# 1.11.3 Three-Dimensional Optimized Rectangles

Instead of specifying all the vertices for a three-dimensional rectangle (a polygon in the shape of rectangle in three-dimensional space), you can represent the rectangle by specifying just the two corners corresponding to the minimum ordinate values (min-corner) and the maximum ordinate values (max-corner) for the X, Y, and Z dimensions.

The orientation of a three-dimensional rectangle defined in this way is as follows:

• If the rectangle is specified as <min-corner, max-corner>, the normal points in the positive direction of the perpendicular third dimension.

• If the rectangle is specified as <max-corner, min-corner>, the normal points in the negative direction of the perpendicular third dimension.

For example, if the rectangle is in the XY plane and the order of the vertices is <min-corner, max-corner>, the normal is along the positive Z-axis; but if the order is <max-corner, min-corner>, the normal is along the negative Z-axis.
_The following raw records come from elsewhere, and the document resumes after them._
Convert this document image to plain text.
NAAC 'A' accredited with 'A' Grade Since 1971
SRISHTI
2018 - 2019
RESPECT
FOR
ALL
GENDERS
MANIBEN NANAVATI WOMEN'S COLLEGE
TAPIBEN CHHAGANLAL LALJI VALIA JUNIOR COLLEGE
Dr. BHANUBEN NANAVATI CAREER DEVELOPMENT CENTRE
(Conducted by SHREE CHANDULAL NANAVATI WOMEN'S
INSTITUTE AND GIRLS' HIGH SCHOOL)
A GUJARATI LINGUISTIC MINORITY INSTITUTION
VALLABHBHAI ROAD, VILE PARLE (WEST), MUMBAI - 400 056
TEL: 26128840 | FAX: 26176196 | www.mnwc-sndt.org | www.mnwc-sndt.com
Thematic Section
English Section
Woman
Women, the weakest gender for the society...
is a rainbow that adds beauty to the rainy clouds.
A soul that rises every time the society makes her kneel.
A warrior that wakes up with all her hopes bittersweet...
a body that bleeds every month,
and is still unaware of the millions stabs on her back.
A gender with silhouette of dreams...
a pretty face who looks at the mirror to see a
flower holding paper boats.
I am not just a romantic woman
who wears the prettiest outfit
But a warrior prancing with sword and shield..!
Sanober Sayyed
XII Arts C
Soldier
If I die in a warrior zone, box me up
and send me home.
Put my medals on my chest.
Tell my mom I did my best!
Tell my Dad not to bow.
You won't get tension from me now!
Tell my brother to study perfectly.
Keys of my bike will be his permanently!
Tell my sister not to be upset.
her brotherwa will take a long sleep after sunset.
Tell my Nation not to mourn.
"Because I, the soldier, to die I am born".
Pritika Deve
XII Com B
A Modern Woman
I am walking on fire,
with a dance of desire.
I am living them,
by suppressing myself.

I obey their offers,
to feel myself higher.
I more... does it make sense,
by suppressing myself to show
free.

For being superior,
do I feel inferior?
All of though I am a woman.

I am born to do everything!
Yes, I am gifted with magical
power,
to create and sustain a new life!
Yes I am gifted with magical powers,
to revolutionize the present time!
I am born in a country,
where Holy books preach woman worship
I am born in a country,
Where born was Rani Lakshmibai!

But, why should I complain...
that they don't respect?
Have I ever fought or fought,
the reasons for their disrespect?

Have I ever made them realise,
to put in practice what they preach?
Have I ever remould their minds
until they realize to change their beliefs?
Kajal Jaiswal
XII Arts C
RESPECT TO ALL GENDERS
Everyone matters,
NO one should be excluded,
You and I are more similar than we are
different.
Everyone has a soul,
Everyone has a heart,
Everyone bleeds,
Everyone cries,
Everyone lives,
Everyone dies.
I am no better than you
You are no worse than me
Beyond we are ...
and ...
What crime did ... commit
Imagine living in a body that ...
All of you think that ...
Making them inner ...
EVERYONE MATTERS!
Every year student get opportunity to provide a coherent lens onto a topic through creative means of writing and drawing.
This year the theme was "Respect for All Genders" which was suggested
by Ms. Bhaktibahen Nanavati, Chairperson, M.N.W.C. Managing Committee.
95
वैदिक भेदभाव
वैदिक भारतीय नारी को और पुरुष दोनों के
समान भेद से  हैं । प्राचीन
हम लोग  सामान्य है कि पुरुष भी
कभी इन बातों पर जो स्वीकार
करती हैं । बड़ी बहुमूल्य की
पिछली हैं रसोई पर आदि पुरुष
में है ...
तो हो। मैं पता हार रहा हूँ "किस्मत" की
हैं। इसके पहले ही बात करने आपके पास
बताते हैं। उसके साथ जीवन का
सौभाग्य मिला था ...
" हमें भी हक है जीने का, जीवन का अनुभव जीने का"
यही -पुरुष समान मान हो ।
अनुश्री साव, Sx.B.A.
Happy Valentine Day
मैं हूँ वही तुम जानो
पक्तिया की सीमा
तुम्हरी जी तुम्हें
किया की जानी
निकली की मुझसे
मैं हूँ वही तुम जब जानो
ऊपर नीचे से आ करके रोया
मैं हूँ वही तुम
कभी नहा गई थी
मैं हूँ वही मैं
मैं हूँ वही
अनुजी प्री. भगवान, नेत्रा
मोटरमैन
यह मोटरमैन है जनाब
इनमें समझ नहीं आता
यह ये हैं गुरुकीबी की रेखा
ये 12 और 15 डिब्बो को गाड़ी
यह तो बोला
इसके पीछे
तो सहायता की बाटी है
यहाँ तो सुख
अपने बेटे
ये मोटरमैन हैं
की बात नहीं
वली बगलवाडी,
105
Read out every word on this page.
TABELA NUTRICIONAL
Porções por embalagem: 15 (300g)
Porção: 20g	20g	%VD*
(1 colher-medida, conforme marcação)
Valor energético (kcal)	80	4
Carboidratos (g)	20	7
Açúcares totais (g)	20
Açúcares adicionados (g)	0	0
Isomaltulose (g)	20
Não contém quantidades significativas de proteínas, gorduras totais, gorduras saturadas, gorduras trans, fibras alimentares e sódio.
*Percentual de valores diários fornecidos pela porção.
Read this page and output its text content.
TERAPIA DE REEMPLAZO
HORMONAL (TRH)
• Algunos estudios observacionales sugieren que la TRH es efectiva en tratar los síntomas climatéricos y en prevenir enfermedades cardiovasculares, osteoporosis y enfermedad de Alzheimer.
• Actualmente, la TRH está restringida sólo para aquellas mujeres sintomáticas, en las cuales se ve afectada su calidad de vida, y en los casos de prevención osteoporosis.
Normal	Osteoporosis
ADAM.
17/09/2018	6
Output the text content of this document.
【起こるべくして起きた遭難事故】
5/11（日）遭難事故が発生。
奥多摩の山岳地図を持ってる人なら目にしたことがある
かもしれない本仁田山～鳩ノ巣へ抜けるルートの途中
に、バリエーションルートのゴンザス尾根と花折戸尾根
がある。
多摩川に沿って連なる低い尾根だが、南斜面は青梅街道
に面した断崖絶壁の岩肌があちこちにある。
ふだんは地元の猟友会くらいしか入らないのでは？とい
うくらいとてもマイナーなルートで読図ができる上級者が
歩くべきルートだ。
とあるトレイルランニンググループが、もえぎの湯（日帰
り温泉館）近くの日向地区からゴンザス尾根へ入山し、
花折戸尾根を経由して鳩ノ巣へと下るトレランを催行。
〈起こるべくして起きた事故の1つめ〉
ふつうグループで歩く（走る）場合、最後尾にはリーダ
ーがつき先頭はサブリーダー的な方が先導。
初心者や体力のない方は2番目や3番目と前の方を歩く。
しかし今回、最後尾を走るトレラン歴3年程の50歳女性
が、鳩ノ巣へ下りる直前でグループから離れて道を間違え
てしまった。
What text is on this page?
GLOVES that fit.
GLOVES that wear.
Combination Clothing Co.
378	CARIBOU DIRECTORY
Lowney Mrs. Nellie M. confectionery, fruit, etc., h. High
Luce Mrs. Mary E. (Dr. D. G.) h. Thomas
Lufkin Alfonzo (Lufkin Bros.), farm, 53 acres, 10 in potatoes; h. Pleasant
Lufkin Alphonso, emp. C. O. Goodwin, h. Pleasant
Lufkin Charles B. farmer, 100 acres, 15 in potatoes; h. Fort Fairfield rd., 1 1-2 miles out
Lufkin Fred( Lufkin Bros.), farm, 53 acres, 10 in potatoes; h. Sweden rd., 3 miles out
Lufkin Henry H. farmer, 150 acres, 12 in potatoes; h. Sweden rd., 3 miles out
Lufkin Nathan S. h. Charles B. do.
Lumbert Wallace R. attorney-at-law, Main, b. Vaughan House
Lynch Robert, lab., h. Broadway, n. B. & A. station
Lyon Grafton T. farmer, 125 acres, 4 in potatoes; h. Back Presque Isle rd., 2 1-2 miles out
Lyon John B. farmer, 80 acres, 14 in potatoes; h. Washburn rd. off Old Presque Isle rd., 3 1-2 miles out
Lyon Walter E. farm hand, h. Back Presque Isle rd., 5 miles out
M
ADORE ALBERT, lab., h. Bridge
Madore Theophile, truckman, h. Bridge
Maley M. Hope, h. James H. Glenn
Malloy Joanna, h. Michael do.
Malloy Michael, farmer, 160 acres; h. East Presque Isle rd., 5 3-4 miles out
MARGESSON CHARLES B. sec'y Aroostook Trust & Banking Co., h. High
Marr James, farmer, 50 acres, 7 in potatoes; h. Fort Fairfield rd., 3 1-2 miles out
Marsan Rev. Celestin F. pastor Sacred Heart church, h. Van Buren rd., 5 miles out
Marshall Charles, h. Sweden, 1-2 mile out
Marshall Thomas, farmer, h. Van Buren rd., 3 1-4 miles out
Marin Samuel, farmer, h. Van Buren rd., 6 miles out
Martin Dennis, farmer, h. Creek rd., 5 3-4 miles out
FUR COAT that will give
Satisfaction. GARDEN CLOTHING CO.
Using these orientation rules for rectangles, you can specify the order of the min-corner and max-corner vertices for a rectangle appropriately so that the following requirements are met:

• The normal for each polygon in a solid always points outward from the solid when the rectangle is part of the solid.

• An inner rectangle polygon is oriented in the reverse direction as its outer when the rectangle is part of a surface.